Em 17 de agosto de 2019, o Ministro das Finanças, Nicolás Dujovne, renuncia.

- Emergência alimentar -

Em 1º de setembro de 2019, é estabelecido um controle cambial, que limita a aquisição de divisas para pessoas físicas a 10.000 dólares por mês e restringe as transferências de empresas para o exterior.

Em 19 de setembro, em meio a manifestações de movimentos sociais, o Parlamento aprova uma lei de emergência alimentar que permite aumentar os fundos destinados aos programas de ajuda aos mais desfavorecidos.

- Fernández presidente -

Em 27 de outubro de 2019, Alberto Fernández vence as eleições presidenciais.

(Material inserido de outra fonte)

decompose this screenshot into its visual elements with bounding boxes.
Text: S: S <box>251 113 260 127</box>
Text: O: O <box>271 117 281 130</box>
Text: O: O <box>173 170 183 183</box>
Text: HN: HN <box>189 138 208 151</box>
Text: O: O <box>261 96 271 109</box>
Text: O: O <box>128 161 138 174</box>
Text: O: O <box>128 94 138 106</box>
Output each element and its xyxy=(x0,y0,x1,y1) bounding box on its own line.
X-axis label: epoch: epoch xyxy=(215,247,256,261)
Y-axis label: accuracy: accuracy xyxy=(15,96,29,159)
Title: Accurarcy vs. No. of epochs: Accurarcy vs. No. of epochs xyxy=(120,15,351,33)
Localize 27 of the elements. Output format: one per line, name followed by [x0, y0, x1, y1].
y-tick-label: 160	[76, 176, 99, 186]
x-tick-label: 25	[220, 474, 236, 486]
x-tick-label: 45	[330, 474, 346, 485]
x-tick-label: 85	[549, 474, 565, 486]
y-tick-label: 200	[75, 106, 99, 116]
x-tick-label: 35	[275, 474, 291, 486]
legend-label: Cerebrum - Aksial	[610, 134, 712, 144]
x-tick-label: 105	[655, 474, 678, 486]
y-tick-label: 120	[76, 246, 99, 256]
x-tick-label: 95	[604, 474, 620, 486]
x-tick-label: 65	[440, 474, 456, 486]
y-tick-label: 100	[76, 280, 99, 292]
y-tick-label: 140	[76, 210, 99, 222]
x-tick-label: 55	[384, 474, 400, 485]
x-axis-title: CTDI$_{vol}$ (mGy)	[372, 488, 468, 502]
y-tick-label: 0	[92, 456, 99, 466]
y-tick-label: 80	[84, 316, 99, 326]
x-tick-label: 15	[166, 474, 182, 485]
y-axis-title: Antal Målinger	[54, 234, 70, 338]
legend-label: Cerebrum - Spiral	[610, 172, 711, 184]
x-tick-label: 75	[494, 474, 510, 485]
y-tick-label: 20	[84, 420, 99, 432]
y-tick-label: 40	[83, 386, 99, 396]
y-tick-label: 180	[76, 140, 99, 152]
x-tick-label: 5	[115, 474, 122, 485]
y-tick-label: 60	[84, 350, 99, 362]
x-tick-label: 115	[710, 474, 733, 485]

No dia seguinte, Macri aperta os controles cambiais para impedir a queda nas reservas.

Em 26 de novembro de 2019, o presidente eleito anuncia que não solicitará o desembolso da última parcela do empréstimo do FMI, de US$ 44 bilhões.

Em 10 de dezembro de 2019, ao assumir a presidência, Fernández insiste que a Argentina "tem vontade de pagar" sua dívida externa, mas não possui os recursos.

- Medidas de emergência -

Em meados de dezembro de 2019, com uma dívida pública de US$ 323 bilhões (90% do PIB), o novo governo anuncia medidas de emergência, incluindo um imposto de 30% sobre compras e despesas em moeda estrangeira.

- Descumprimento seletivo -

Em 20 de dezembro de 2019, após o adiamento de um pagamento de US$ 9 bilhões, a Fitch e a S&P; rebaixaram a Argentina, considerando o país em "inadimplência seletiva" (devedor que não cumpriu parte de suas obrigações, mas paga seus outros empréstimos no prazo).

- Adiamento de pagamentos no país -

Em 6 de abril de 2020, a Argentina anunciou o adiamento até 2021 de pagamentos de juros e amortizações do principal da dívida pública em dólares emitidos no país, calculados em cerca de US$ 9,8 bilhões, por causa do novo coronavírus.

- Oferta a credores no exterior -

Em 16 de abril de 2020, o Ministro da Economia, Martín Guzmán, anuncia uma oferta a credores privados no exterior, que inclui reduções nas taxas de juros de 62% (US$ 37,9 bilhões) e do capital de 5,4% (US$ 3,6 bilhões), além de três anos de carência sem pagamentos, até 2023.

Os credores rejeitam a proposta e o governo estende o prazo das negociações de 8 para 22 de maio. Em 21 de maio, decide uma segunda extensão até 2 de junho.

- Default -

Em 22 de maio, vence o período de carência para pagar US$ 500 milhões dos três títulos incluídos na oferta reestruturação.

A Argentina descumpre o pagamento da dívida pela segunda vez neste século. No entanto, as negociações com seus credores continuam.